Simone Veil illustre avec une grande dignité la déportation des juifs de France revenus des camps de concentration. Elle incarne aussi pour toute une génération le combat des femmes pour le libre choix de leur maternité. Présidente du parlement européenne, elle représente une volonté européenne.

La reconnaissance du droit à la liberté sexuelle a donné lieu, au XXe siècle, à des affrontements passionnés. Il y eut d’abord celui de la pilule anticonceptionnelle, destinée à permettre aux femmes d’avoir la maîtrise du choix du moment de leur maternité. L’instauration du « Planning familial », puis l’adoption en 1967 de la loi sur la contraception, dite loi Neuwirth, du nom du député qui en fut l’initiateur, ont reconnu à la femme le droit à une sexualité détachée de toute reproduction. 

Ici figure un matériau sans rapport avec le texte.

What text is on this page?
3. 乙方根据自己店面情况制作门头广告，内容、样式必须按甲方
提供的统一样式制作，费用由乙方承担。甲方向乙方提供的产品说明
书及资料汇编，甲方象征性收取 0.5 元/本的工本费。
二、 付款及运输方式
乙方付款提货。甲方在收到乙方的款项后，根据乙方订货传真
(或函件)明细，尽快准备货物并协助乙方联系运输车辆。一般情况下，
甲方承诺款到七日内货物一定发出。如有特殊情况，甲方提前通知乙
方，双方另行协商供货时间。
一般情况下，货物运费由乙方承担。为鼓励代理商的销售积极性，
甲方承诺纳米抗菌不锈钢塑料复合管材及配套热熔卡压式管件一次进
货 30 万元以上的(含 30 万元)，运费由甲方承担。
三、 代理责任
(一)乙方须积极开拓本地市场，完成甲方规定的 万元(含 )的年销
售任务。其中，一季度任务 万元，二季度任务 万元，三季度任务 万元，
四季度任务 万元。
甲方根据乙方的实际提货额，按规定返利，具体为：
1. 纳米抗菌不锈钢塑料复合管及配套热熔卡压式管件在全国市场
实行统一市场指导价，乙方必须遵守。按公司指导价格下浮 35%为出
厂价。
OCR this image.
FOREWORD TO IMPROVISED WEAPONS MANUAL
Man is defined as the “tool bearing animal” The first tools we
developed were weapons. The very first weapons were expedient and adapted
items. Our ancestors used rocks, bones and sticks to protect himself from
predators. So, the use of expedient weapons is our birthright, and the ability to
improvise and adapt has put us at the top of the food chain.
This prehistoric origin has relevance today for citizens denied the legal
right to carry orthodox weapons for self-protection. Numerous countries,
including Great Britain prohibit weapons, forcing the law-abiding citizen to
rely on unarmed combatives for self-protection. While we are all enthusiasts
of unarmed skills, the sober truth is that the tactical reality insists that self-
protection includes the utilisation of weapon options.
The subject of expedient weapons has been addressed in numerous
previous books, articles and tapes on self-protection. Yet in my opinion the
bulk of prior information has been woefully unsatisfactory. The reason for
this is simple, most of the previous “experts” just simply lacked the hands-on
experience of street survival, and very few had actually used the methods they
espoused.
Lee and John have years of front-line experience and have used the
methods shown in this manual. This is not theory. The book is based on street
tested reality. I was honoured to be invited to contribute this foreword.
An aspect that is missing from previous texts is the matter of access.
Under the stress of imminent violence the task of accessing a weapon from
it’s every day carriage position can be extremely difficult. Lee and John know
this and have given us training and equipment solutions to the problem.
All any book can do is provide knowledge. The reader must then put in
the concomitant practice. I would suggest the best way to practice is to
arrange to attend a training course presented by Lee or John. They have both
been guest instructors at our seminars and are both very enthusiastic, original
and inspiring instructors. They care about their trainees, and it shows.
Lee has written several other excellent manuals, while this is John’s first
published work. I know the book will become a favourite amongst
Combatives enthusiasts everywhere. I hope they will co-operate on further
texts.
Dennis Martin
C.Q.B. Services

La loi votée par le Parlement le 28 décembre 1967 autorise la contraception par voie orale et abroge la loi du 31 juillet 1920 interdisant toute contraception.

Près de 10 ans plus tard, en 1975, sous la présidence de Valéry Giscard d’Estaing, la loi défendue par Simone Veil, ministre de la Santé du gouvernement Chirac, est votée et promulguée. Elle autorise sous certaines conditions l’interruption volontaire de grossesse en effet, seulement lorsque la femme enceinte « estime que sa grossesse la place dans une situation de détresse ».

Au cours d’une des batailles parlementaires les plus passionnelles de toute l’histoire de l’Assemblée nationale, face à un grand nombre de députés hostiles, Simone Veil fait preuve de conviction, de courage et de ténacité.Estimant qu’aucune femme ne recourt à l’avortement de gaieté de cœur, elle déclare devant les députés qu’il s’agit de lutter contre une injustice et de conserver à la vie sa valeur suprême.

La loi relative à l’interruption volontaire de grossesse, défendue par des femmes pour les femmes, est votée grâce à la ténacité de la ministre.

Sa durée d’application est néanmoins provisoire : une période  de 5 ans. Elle a été reconduite en décembre 1979 et complétée, en décembre 1982, par le remboursement de l’IVG par la Sécurité Sociale.